According to project lead Dean Hall, who created DayZ as a mod of Bohemia Interactive's Arma 2 before the studio hired him to turn the mod into its own game, he and Bohemia CEO Marek Spanel had the same ideas about how to make DayZ.

"Marek really liked the process we had with the mod, in terms of communicating," said Hall in an interview with Polygon at PAX East 2013. "So that was where the decision was to be really open."

Bohemia provides regular updates on the development process through a Tumblr page for DayZ, and Hall noted that while the community was relatively small when DayZ was just a mod, the developers now have a much higher profile. Hall admitted that "there've been a couple of big failures in terms of our community engagement" — most notably, where release dates are concerned. Hall said last fall that an alpha version of DayZ would be available in December 2012, then estimated it would be released this April, but told us that Bohemia is now planning to evaluate the state of the alpha in June and launch it at some point afterward.

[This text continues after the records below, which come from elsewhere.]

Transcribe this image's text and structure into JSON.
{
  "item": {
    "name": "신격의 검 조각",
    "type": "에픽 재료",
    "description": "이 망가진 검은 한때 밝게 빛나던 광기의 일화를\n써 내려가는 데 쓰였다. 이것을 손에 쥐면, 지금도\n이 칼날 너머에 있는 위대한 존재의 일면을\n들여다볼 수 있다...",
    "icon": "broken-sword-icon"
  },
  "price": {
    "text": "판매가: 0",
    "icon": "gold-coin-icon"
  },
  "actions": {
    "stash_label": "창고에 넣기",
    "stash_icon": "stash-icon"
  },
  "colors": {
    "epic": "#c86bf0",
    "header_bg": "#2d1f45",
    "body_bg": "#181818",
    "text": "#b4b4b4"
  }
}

"there've been a couple of big failures in terms of our community engagement"

"[Spanel] sort of felt we were always honest," Hall explained, adding that the studio head is willing to forgive the team's mistakes as long as it isn't repeating them. Still, regardless of the missteps themselves, Hall made no bones about his disappointment at missing the announced dates.

"I think that DayZ is hurt by not being out by now," he said. "But we've talked about it, and we're OK with that. We'd rather there be less sales than the game be a [bad] game."

Bohemia is still in the process of developing DayZ's client-server architecture, a massive departure from the mod; it's the biggest hurdle the studio has to clear before it can release the alpha. The developers are building the game's engine this way to combat the performance problems and hacking that the mod suffers from.

"We're going into a couple of [development] sprints over the next two months, and so we're going to review the situation in June as to where we're at with the alpha release," said Hall, explaining that the current plan is to release the alpha sometime after that.

"We talked about doing a release without it, because we could, but we just feel like we need that," Hall added. "We could only really solve the issues of the mod if the engine was completely redesigned."

"DayZ is hurt by not being out by now, but ... we're OK with that"

Hall was just as forthright during the DayZ panel later that day. He and production assistant Matt Lightfoot began the session with a live demo of a work-in-progress build of the game — "there's plenty that's sort of broken with it," Hall noted — to show off how different it is from the mod. On a number of occasions, Hall mentioned a new feature and then warned the packed panel room that it wouldn't be available until some time in the future. The developers are hoping to add vehicles, but wouldn't be able to get to it until August or September. And while they eventually want to implement underground base-building for instanced gameplay resembling Skyrim dungeons, that wouldn't be available until a year after the alpha at the earliest.

Bohemia is experimenting with an aiming mode in which you have to hold a button to bring your gun up; by default, you'd walk around with it facing downward. A change that drew cheers from the audience was the revamped inventory, which Hall said was inspired by X-COM: UFO Defense. And the alpha will initially feature fewer weapons than the mod, so "your reliance on melee is going to be quite high," said Hall.

After completing the demo and talking at the fans in attendance, Hall turned the panel into a dialogue: He and Lightfoot dedicated the entire second half of the panel to a Q&A session, another instance of Bohemia's desire to involve the community in the development of DayZ.